Utilizing data from a phase 3, multicenter, randomized, double-blind, placebo-controlled trial (COVACTA), this exploratory assessment was carried out. Adults hospitalized with severe COVID-19 pneumonia receiving standard care were recruited and randomly allocated to get either placebo or intravenous 8 mg/kg tocilizumab (anti-interleukin-6 receptor antibody). The candidate biomarkers  were estimated in 142 subjects in the placebo group and 295 subjects in the tocilizumab group.

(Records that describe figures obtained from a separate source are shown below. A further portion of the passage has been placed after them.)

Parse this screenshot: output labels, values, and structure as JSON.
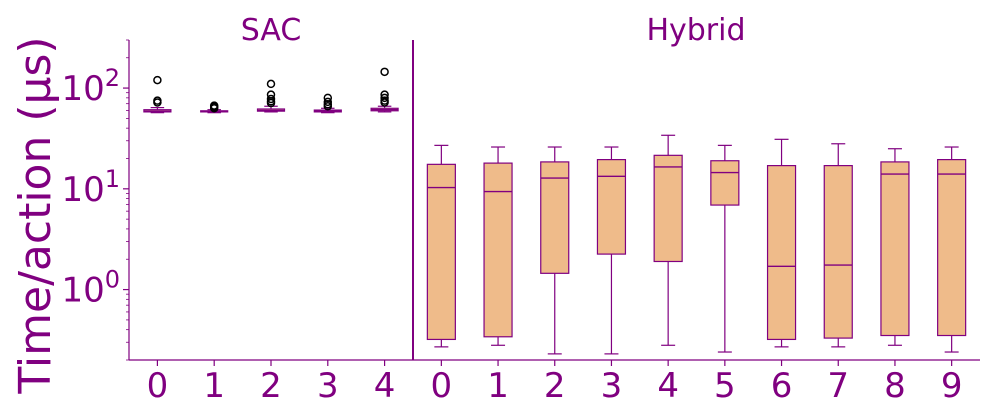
{
  "chart_data": {
    "type": "box",
    "ylabel": "Time/action (µs)",
    "yscale": "log",
    "ylim": [
      0.2,
      300
    ],
    "y_tick_labels": [
      {
        "base": "10",
        "exp": "0",
        "value": 1
      },
      {
        "base": "10",
        "exp": "1",
        "value": 10
      },
      {
        "base": "10",
        "exp": "2",
        "value": 100
      }
    ],
    "colors": {
      "axis": "#800080",
      "box_fill": "#EFBB8A",
      "box_edge": "#800080",
      "flier": "#000000"
    },
    "panels": [
      {
        "title": "SAC",
        "categories": [
          "0",
          "1",
          "2",
          "3",
          "4"
        ],
        "boxes": [
          {
            "category": "0",
            "whislo": 57,
            "q1": 58,
            "median": 59,
            "q3": 61,
            "whishi": 64,
            "fliers": [
              120,
              75,
              72
            ]
          },
          {
            "category": "1",
            "whislo": 57,
            "q1": 58,
            "median": 58.5,
            "q3": 59.5,
            "whishi": 61,
            "fliers": [
              67,
              65,
              63
            ]
          },
          {
            "category": "2",
            "whislo": 58,
            "q1": 59,
            "median": 60,
            "q3": 62,
            "whishi": 66,
            "fliers": [
              110,
              86,
              78,
              74,
              71
            ]
          },
          {
            "category": "3",
            "whislo": 57,
            "q1": 58,
            "median": 59,
            "q3": 60.5,
            "whishi": 63,
            "fliers": [
              80,
              73,
              69,
              66
            ]
          },
          {
            "category": "4",
            "whislo": 58,
            "q1": 59.5,
            "median": 61,
            "q3": 63,
            "whishi": 66,
            "fliers": [
              145,
              86,
              80,
              75,
              72
            ]
          }
        ]
      },
      {
        "title": "Hybrid",
        "categories": [
          "0",
          "1",
          "2",
          "3",
          "4",
          "5",
          "6",
          "7",
          "8",
          "9"
        ],
        "boxes": [
          {
            "category": "0",
            "whislo": 0.27,
            "q1": 0.32,
            "median": 10.3,
            "q3": 17.5,
            "whishi": 27,
            "fliers": []
          },
          {
            "category": "1",
            "whislo": 0.28,
            "q1": 0.34,
            "median": 9.4,
            "q3": 18,
            "whishi": 26,
            "fliers": []
          },
          {
            "category": "2",
            "whislo": 0.23,
            "q1": 1.45,
            "median": 12.8,
            "q3": 18.5,
            "whishi": 26,
            "fliers": []
          },
          {
            "category": "3",
            "whislo": 0.23,
            "q1": 2.25,
            "median": 13.3,
            "q3": 19.5,
            "whishi": 26,
            "fliers": []
          },
          {
            "category": "4",
            "whislo": 0.28,
            "q1": 1.9,
            "median": 16.5,
            "q3": 21.5,
            "whishi": 34,
            "fliers": []
          },
          {
            "category": "5",
            "whislo": 0.24,
            "q1": 6.9,
            "median": 14.5,
            "q3": 19,
            "whishi": 27,
            "fliers": []
          },
          {
            "category": "6",
            "whislo": 0.27,
            "q1": 0.32,
            "median": 1.7,
            "q3": 17,
            "whishi": 31,
            "fliers": []
          },
          {
            "category": "7",
            "whislo": 0.27,
            "q1": 0.33,
            "median": 1.75,
            "q3": 17,
            "whishi": 28,
            "fliers": []
          },
          {
            "category": "8",
            "whislo": 0.28,
            "q1": 0.35,
            "median": 14,
            "q3": 18.5,
            "whishi": 25,
            "fliers": []
          },
          {
            "category": "9",
            "whislo": 0.24,
            "q1": 0.35,
            "median": 14,
            "q3": 19.5,
            "whishi": 26,
            "fliers": []
          }
        ]
      }
    ]
  }
}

The effectiveness endpoints evaluated were hospital discharge time, clinical status on a 7-category ordinal scale (1-discharge; 7-death), death, and mechanical ventilation (if not getting it at randomization) through day twenty-eight. Using proportional odds, binomial or fine-gray models, and additional sensitivity assessment, the predictive and prognostic biomarkers (lactate dehydrogenase [LDH], interleukin-6, neutrophils, C-reactive protein, ferritin, platelets, lymphocytes, monocytes, d-dimer) were continuously assessed.

Markers of hyperinflammation, dysregulated immune cells, and macrophage activation seem to be pivotal prognostic biomarkers in COVID-19. The modeling in tocilizumab group illustrated ferritin's predictive value for day twenty-eight clinical outcomes of mortality, mechanical ventilation, and clinical status when compared to placebo.

The modeling in placebo group illustrated all candidate biomarkers with the exception of d-dimer and LDH that were found to be strongly prognostic for day twenty-eight clinical outcomes of hospital discharge time, death, clinical status, and mechanical ventilation.

In COVACTA, numerous biomarkers prognostic for clinical outcomes were substantiated. Ferritin was recognized as a predictive biomarker for tocilizumab's effects in COVACTA patient population. Raised ferritin levels were linked with enhanced clinical outcomes for tocilizumab vs. placebo at day twenty-eight.